Molecular Characteristics
RTTN encodes rotatin, whose deficiency in mice was shown to cause abnormal development of left-right asymmetry, randomized heart tube looping, and abnormal differentiation of the neural tube. RTTN likely acts upstream of most left-right asymmetry proteins, including nodal, lefty, and PITX2 and may play a role in the development of cilia. RTTN-knockdown experiments showed an abnormal shortening of the cilia, which may explain RTTN-related left-right asymmetry. The connection to microcephalic primordial dwarfism is likely related to its ciliary function although the exact mechanism remains unknown.

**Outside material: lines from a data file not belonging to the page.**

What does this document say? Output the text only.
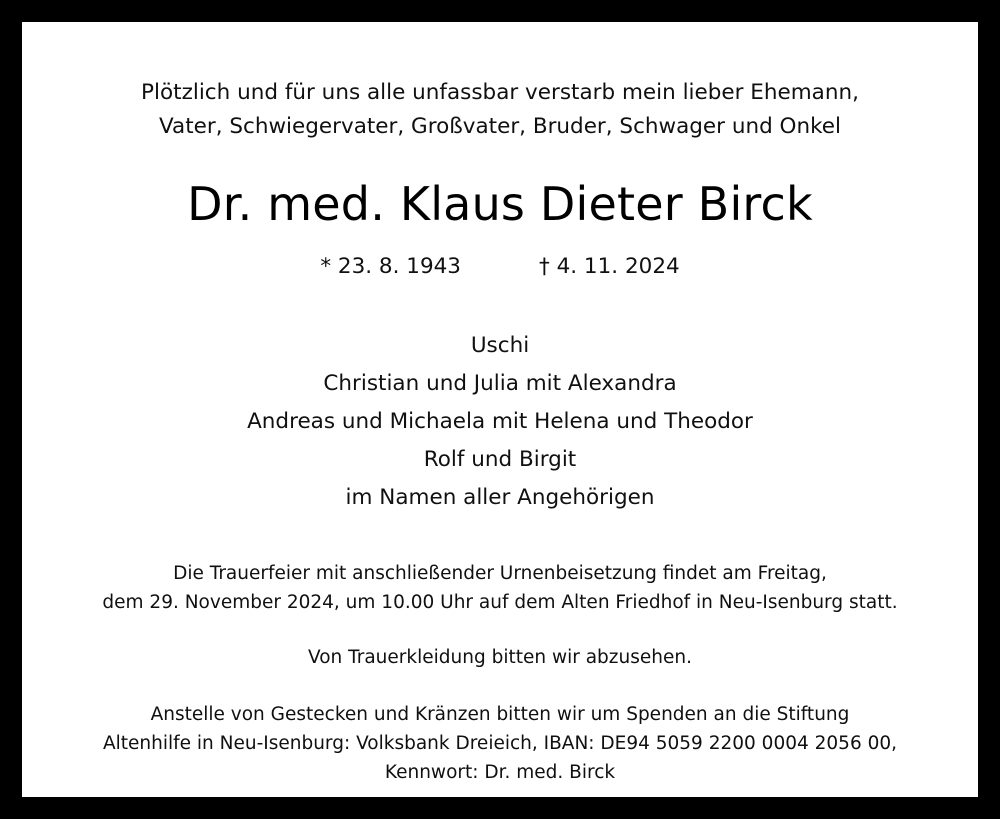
Plötzlich und für uns alle unfassbar verstarb mein lieber Ehemann,
Vater, Schwiegervater, Großvater, Bruder, Schwager und Onkel
Dr. med. Klaus Dieter Birck
* 23. 8. 1943	† 4. 11. 2024
Uschi
Christian und Julia mit Alexandra
Andreas und Michaela mit Helena und Theodor
Rolf und Birgit
im Namen aller Angehörigen
Die Trauerfeier mit anschließender Urnenbeisetzung findet am Freitag,
dem 29. November 2024, um 10.00 Uhr auf dem Alten Friedhof in Neu-Isenburg statt.
Von Trauerkleidung bitten wir abzusehen.
Anstelle von Gestecken und Kränzen bitten wir um Spenden an die Stiftung
Altenhilfe in Neu-Isenburg: Volksbank Dreieich, IBAN: DE94 5059 2200 0004 2056 00,
Kennwort: Dr. med. Birck
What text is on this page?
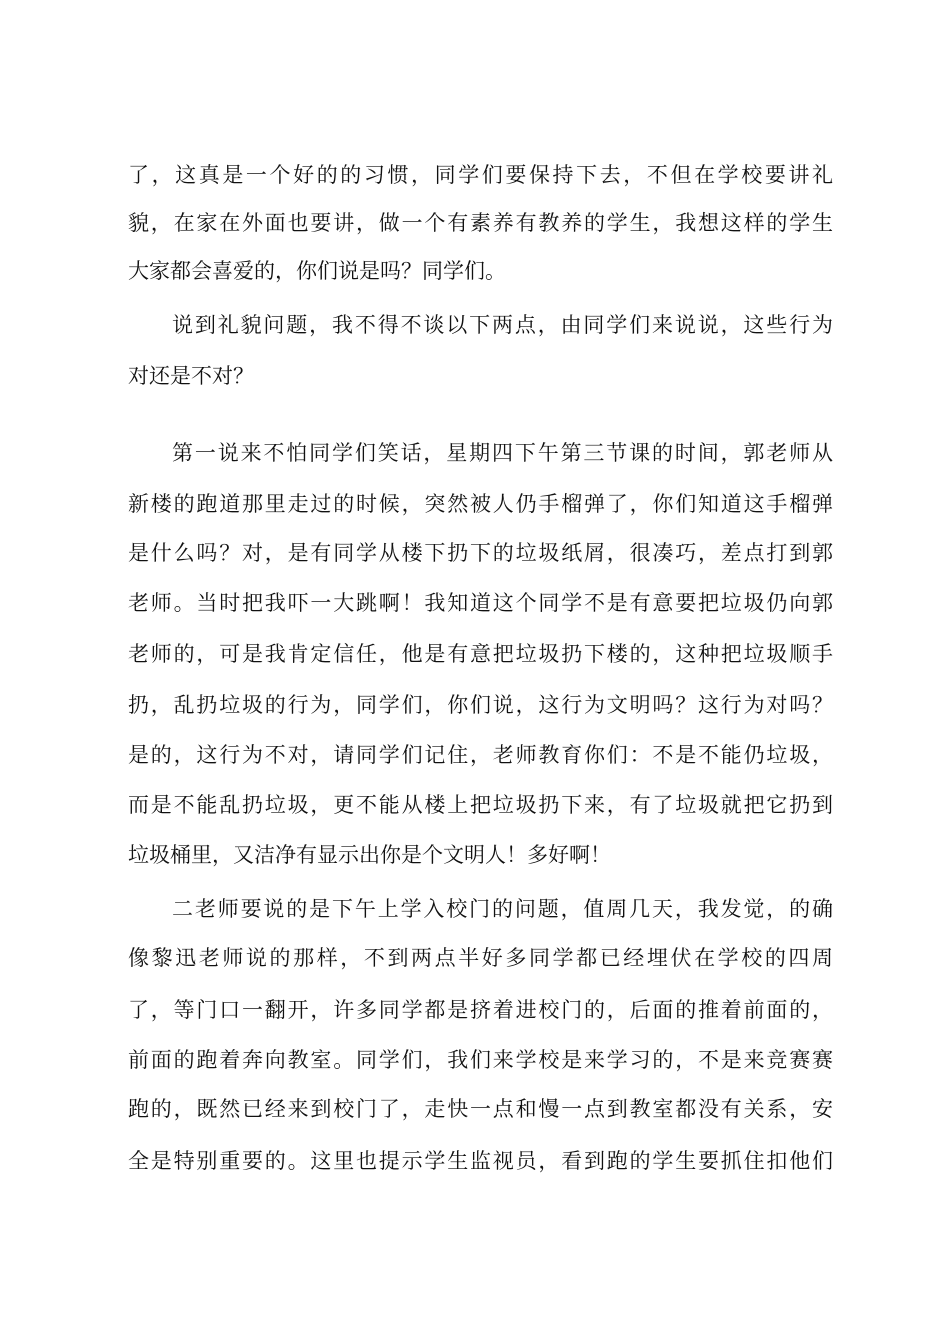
了，这真是一个好的的习惯，同学们要保持下去，不但在学校要讲礼
貌，在家在外面也要讲，做一个有素养有教养的学生，我想这样的学生
大家都会喜爱的，你们说是吗？同学们。
说到礼貌问题，我不得不谈以下两点，由同学们来说说，这些行为
对还是不对？
第一说来不怕同学们笑话，星期四下午第三节课的时间，郭老师从
新楼的跑道那里走过的时候，突然被人仍手榴弹了，你们知道这手榴弹
是什么吗？对，是有同学从楼下扔下的垃圾纸屑，很凑巧，差点打到郭
老师。当时把我吓一大跳啊！我知道这个同学不是有意要把垃圾仍向郭
老师的，可是我肯定信任，他是有意把垃圾扔下楼的，这种把垃圾顺手
扔，乱扔垃圾的行为，同学们，你们说，这行为文明吗？这行为对吗？
是的，这行为不对，请同学们记住，老师教育你们：不是不能仍垃圾，
而是不能乱扔垃圾，更不能从楼上把垃圾扔下来，有了垃圾就把它扔到
垃圾桶里，又洁净有显示出你是个文明人！多好啊！
二老师要说的是下午上学入校门的问题，值周几天，我发觉，的确
像黎迅老师说的那样，不到两点半好多同学都已经埋伏在学校的四周
了，等门口一翻开，许多同学都是挤着进校门的，后面的推着前面的，
前面的跑着奔向教室。同学们，我们来学校是来学习的，不是来竞赛赛
跑的，既然已经来到校门了，走快一点和慢一点到教室都没有关系，安
全是特别重要的。这里也提示学生监视员，看到跑的学生要抓住扣他们
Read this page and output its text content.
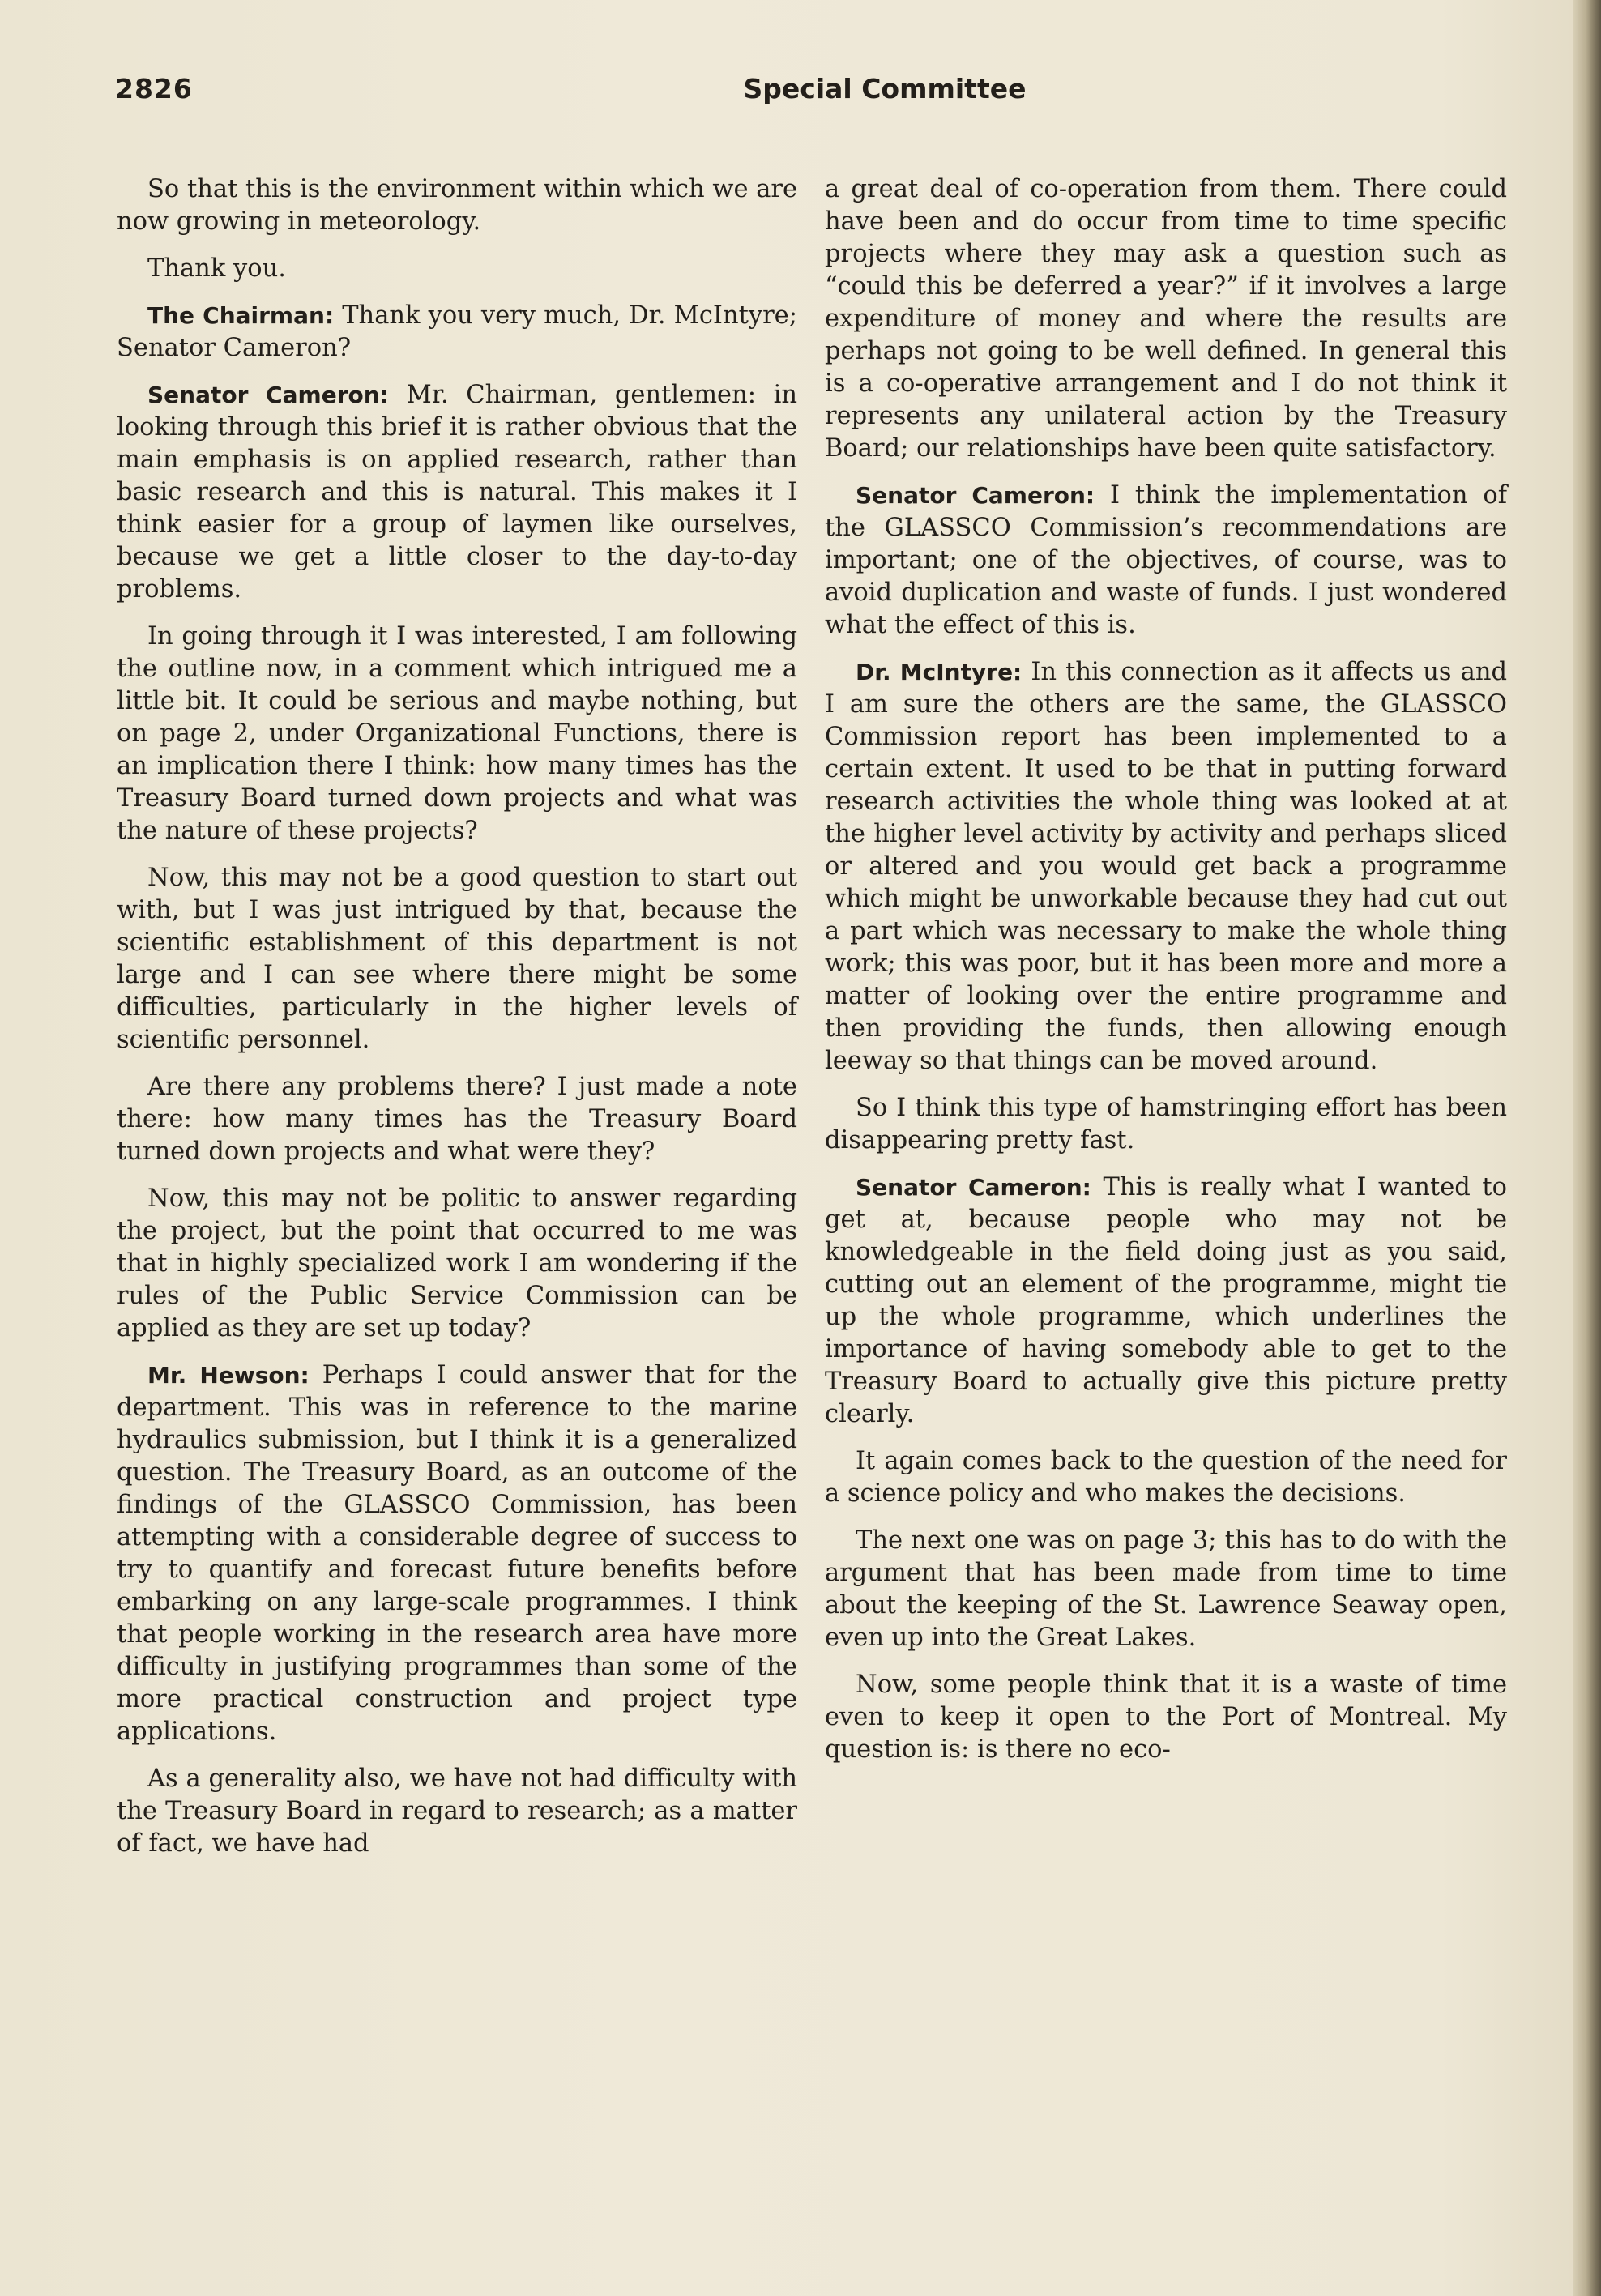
2826	Special Committee

So that this is the environment within which we are now growing in meteorology.

Thank you.

The Chairman: Thank you very much, Dr. McIntyre; Senator Cameron?

Senator Cameron: Mr. Chairman, gentlemen: in looking through this brief it is rather obvious that the main emphasis is on applied research, rather than basic research and this is natural. This makes it I think easier for a group of laymen like ourselves, because we get a little closer to the day-to-day problems.

In going through it I was interested, I am following the outline now, in a comment which intrigued me a little bit. It could be serious and maybe nothing, but on page 2, under Organizational Functions, there is an implication there I think: how many times has the Treasury Board turned down projects and what was the nature of these projects?

Now, this may not be a good question to start out with, but I was just intrigued by that, because the scientific establishment of this department is not large and I can see where there might be some difficulties, particularly in the higher levels of scientific personnel.

Are there any problems there? I just made a note there: how many times has the Treasury Board turned down projects and what were they?

Now, this may not be politic to answer regarding the project, but the point that occurred to me was that in highly specialized work I am wondering if the rules of the Public Service Commission can be applied as they are set up today?

Mr. Hewson: Perhaps I could answer that for the department. This was in reference to the marine hydraulics submission, but I think it is a generalized question. The Treasury Board, as an outcome of the findings of the GLASSCO Commission, has been attempting with a considerable degree of success to try to quantify and forecast future benefits before embarking on any large-scale programmes. I think that people working in the research area have more difficulty in justifying programmes than some of the more practical construction and project type applications.

As a generality also, we have not had difficulty with the Treasury Board in regard to research; as a matter of fact, we have had

a great deal of co-operation from them. There could have been and do occur from time to time specific projects where they may ask a question such as “could this be deferred a year?” if it involves a large expenditure of money and where the results are perhaps not going to be well defined. In general this is a co-operative arrangement and I do not think it represents any unilateral action by the Treasury Board; our relationships have been quite satisfactory.

Senator Cameron: I think the implementation of the GLASSCO Commission’s recommendations are important; one of the objectives, of course, was to avoid duplication and waste of funds. I just wondered what the effect of this is.

Dr. McIntyre: In this connection as it affects us and I am sure the others are the same, the GLASSCO Commission report has been implemented to a certain extent. It used to be that in putting forward research activities the whole thing was looked at at the higher level activity by activity and perhaps sliced or altered and you would get back a programme which might be unworkable because they had cut out a part which was necessary to make the whole thing work; this was poor, but it has been more and more a matter of looking over the entire programme and then providing the funds, then allowing enough leeway so that things can be moved around.

So I think this type of hamstringing effort has been disappearing pretty fast.

Senator Cameron: This is really what I wanted to get at, because people who may not be knowledgeable in the field doing just as you said, cutting out an element of the programme, might tie up the whole programme, which underlines the importance of having somebody able to get to the Treasury Board to actually give this picture pretty clearly.

It again comes back to the question of the need for a science policy and who makes the decisions.

The next one was on page 3; this has to do with the argument that has been made from time to time about the keeping of the St. Lawrence Seaway open, even up into the Great Lakes.

Now, some people think that it is a waste of time even to keep it open to the Port of Montreal. My question is: is there no eco-
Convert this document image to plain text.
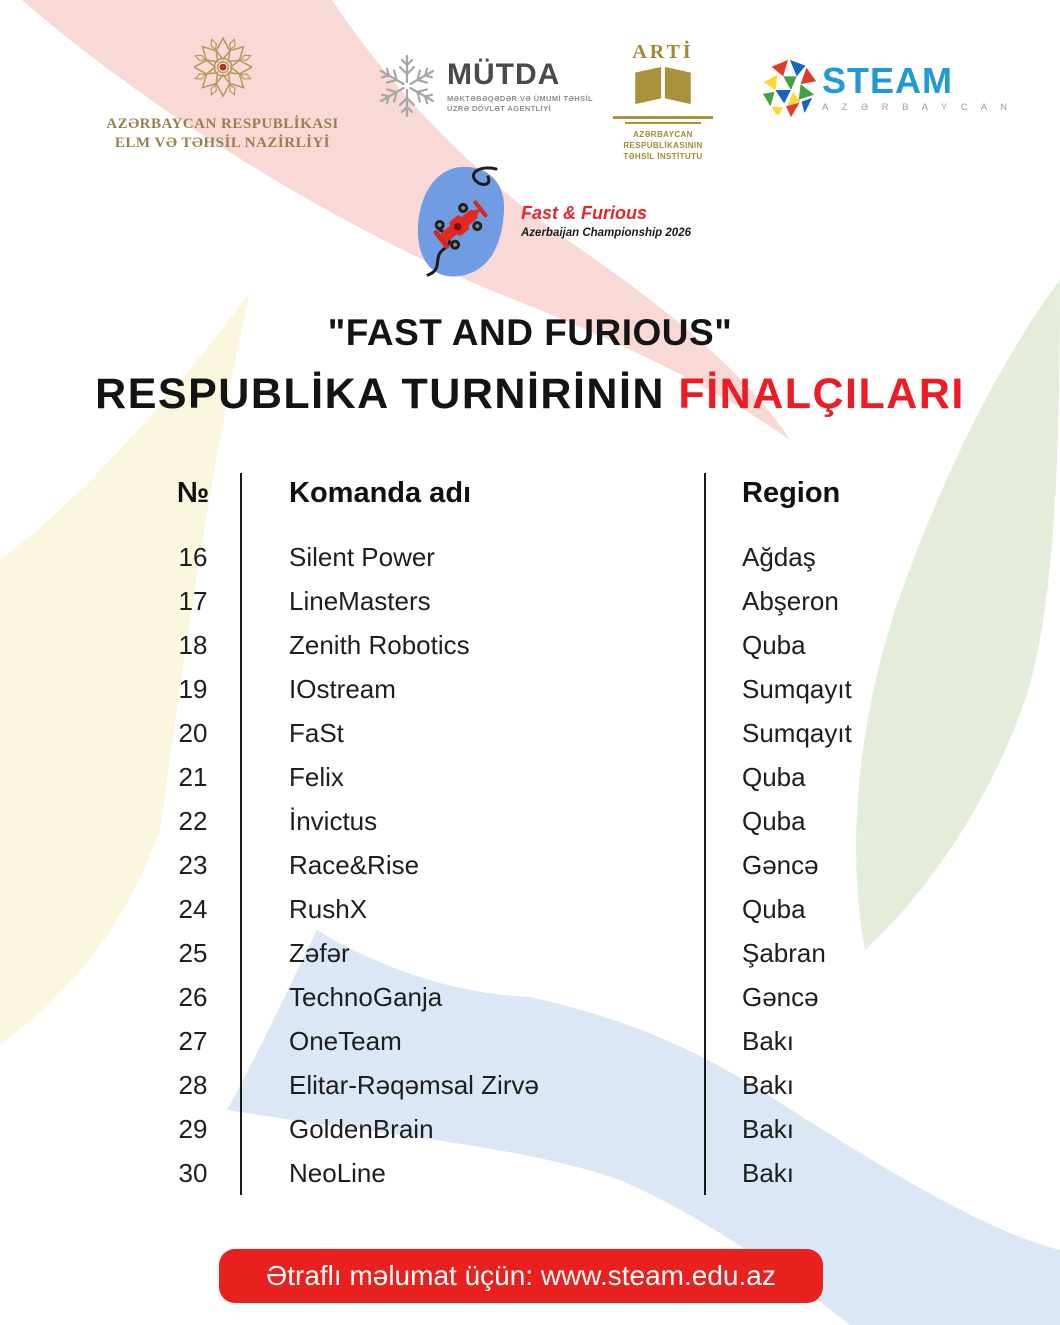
AZƏRBAYCAN RESPUBLİKASI
ELM VƏ TƏHSİL NAZİRLİYİ
MÜTDA
MƏKTƏBƏQƏDƏR VƏ ÜMUMİ TƏHSİL
ÜZRƏ DÖVLƏT AGENTLİYİ
ARTİ
AZƏRBAYCAN RESPUBLİKASININ
TƏHSİL İNSTİTUTU
STEAM
A Z Ə R B A Y C A N
Fast & Furious
Azerbaijan Championship 2026
"FAST AND FURIOUS"
RESPUBLİKA TURNİRİNİN FİNALÇILARI
№	Komanda adı	Region
16	Silent Power	Ağdaş
17	LineMasters	Abşeron
18	Zenith Robotics	Quba
19	IOstream	Sumqayıt
20	FaSt	Sumqayıt
21	Felix	Quba
22	İnvictus	Quba
23	Race&Rise	Gəncə
24	RushX	Quba
25	Zəfər	Şabran
26	TechnoGanja	Gəncə
27	OneTeam	Bakı
28	Elitar-Rəqəmsal Zirvə	Bakı
29	GoldenBrain	Bakı
30	NeoLine	Bakı
Ətraflı məlumat üçün: www.steam.edu.az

Mutations and pathophysiology
RTTN is located at 18q22.2. One study identified an intronic variant, c.2885+8A >G [p.Ser963*] in RTTN exon 23, which creates a cryptic slice donor and leads to premature truncation. The study, which linked the mutations to microcephalic primordial dwarfism with a distinctive brain phenotype (see Clinical Characteristics), also identified c.3190A >C, which predicts an amino acid substitution, p.Lys1064Gln, and biallelic mutations affecting exons 13 and 43 (c.1732G >C [p.Ala578Pro] and c.5750A >G [p.Asp1917Gly]) (GenBank: NM_173630.3).
Another study identified a missense mutation in exon 22 of RTTN, c.2796A>T (p.Leu932Phe) and c.80G>A in exon 2 of RTTN (p.Cys27Tyr) (RefSeq accession number NM_173630.3). These mutations resulted in autosomal-recessive polymicrogyria. Abnormally short, dysmorphic cilia were also noted in the primary fibroblasts of the affected individuals.